He didn't respond, so I bawled and crawled from the bedroom into the yard and over to the car. I managed enough strength to pull myself and sidekick chest mud and grass stains up into the driver's seat. I turned the ignition key. The engine started, dadgummit. I aimed the wheels due north for Chattanooga.
A giant hand descended from a fluffy cloud over the highway, grabbed my vehicle's roof between a gargantuan index finger and exemplary opposible thumb. With a lightning fast twist of that wrist, the car spun around, now pointed south. The hand gave my trusty coupe a powerful nudge, so I drove towards Atlanta and the Plaza Theatre, host to the "Robot Monster" debacle.

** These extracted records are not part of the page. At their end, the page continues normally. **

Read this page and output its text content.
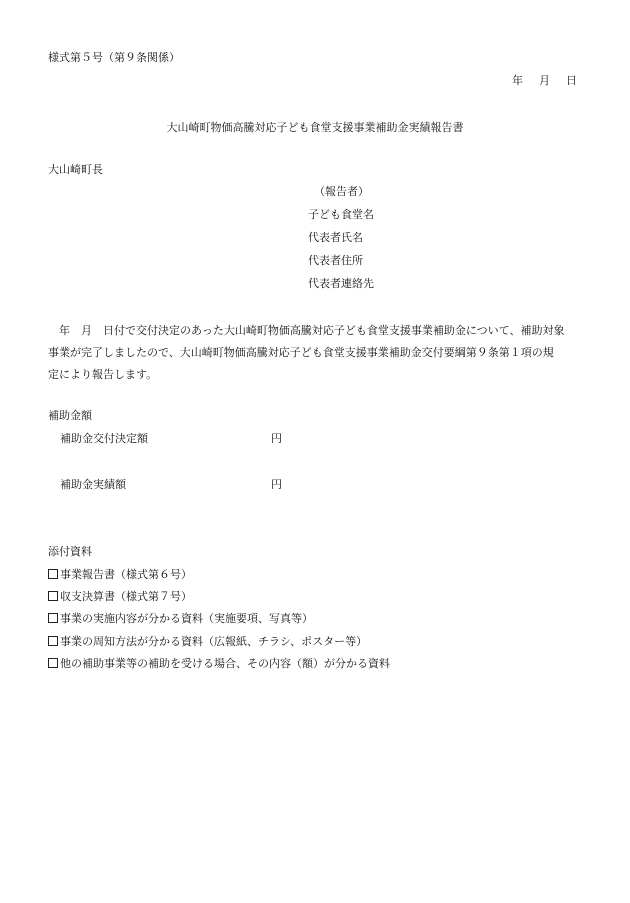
様式第５号（第９条関係）
年 月 日
大山崎町物価高騰対応子ども食堂支援事業補助金実績報告書
大山崎町長
（報告者）
子ども食堂名
代表者氏名
代表者住所
代表者連絡先
　年　月　日付で交付決定のあった大山崎町物価高騰対応子ども食堂支援事業補助金について、補助対象
事業が完了しましたので、大山崎町物価高騰対応子ども食堂支援事業補助金交付要綱第９条第１項の規
定により報告します。
補助金額
補助金交付決定額	円
補助金実績額	円
添付資料
事業報告書（様式第６号）
収支決算書（様式第７号）
事業の実施内容が分かる資料（実施要項、写真等）
事業の周知方法が分かる資料（広報紙、チラシ、ポスター等）
他の補助事業等の補助を受ける場合、その内容（額）が分かる資料
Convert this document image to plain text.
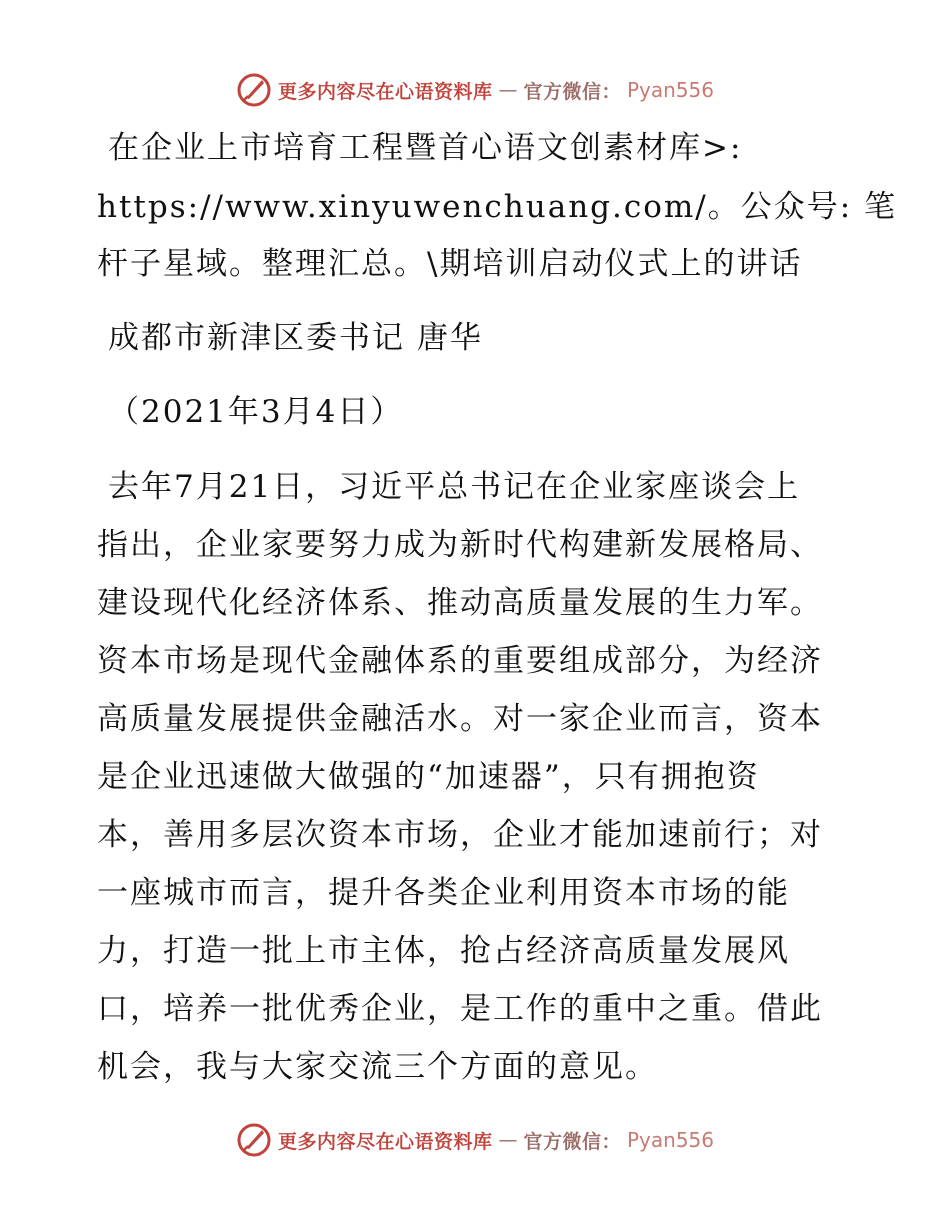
更多内容尽在心语资料库 — 官方微信： Pyan556
在企业上市培育工程暨首心语文创素材库>:
https://www.xinyuwenchuang.com/。公众号: 笔
杆子星域。整理汇总。\期培训启动仪式上的讲话
成都市新津区委书记 唐华
（2021年3月4日）
去年7月21日，习近平总书记在企业家座谈会上
指出，企业家要努力成为新时代构建新发展格局、
建设现代化经济体系、推动高质量发展的生力军。
资本市场是现代金融体系的重要组成部分，为经济
高质量发展提供金融活水。对一家企业而言，资本
是企业迅速做大做强的“加速器”，只有拥抱资
本，善用多层次资本市场，企业才能加速前行；对
一座城市而言，提升各类企业利用资本市场的能
力，打造一批上市主体，抢占经济高质量发展风
口，培养一批优秀企业，是工作的重中之重。借此
机会，我与大家交流三个方面的意见。
更多内容尽在心语资料库 — 官方微信： Pyan556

I was going to watch the motion picture after all.
Don't believe the hyperbole you saw in the coming attractions trailer (above).
That boast is exaggerated by two-thirds. "Robot Monster" is Underwhelming! Coma Inducing! Baffling!
The exposition descends into less plausibility as it goes along. The epic is set in a desert with nowhere to deep dive, excepting the soapy reservoir of the villain's evil Billion Bubble Machine. The plot is a shambles. Continuity changes inexplicably, and in the middle of this end-of-the-world tale, stock footage of predatory lizards impersonating dinosaurs pop into sight with no reasoning or table manners.
I fingered the shutter button on my camera -- and, unscrewing the bulb, an aisle light socket.
Hmmm. Maybe this flick is electrifying.
Either me or the snapshots got fuzzy. You smell smoldering hair?
The film is known as "Robot Monster," "Monster From Mars," "Monsters From the Moon," and a stultifying, soul-sapping heap.
Over the course of a misspent life, I have had the prickly heat of seeing "Robot Monster" in 3-D, in 2-D, and in this newly-revealed process the Plaza calls "Super HypnoPrismaScope!" Additionally, all showings of the flick were presented in the miracle of 37-Z.
The handsome cardboard-mounted "Magic Glasses" lenses issued to the audience added a dash of rainbow colors to the black-and-white 2-D print projected onto the screen. Multiple identical images dazzled, blurred, and swirled around my migraine.
The effect suggested the point-of-view visions of a housefly. I prayed to flit into an oncoming windshield.
By the end of the millennium (this cinematic sucker is A LONG 66 minutes!), the Robot Monster has fallen smitten to the charms of the 1-D, overacting Earth sweet thang. He babenaps her across an apocalyptic wasteland, grasping the helpless lass in his arm shags. She's hot for creature.
Eventually, the movie concluded. I located my pulse. It was already in the car with the air conditioner on.
In fairness, perhaps there had been a misprint. Maybe the preview trailer was meant to read:
If I ever see "Robot Monster" again, it won't be in 2-D. It won't be in 3-D. It won't be in TV. It will be in Pepto-Bismol.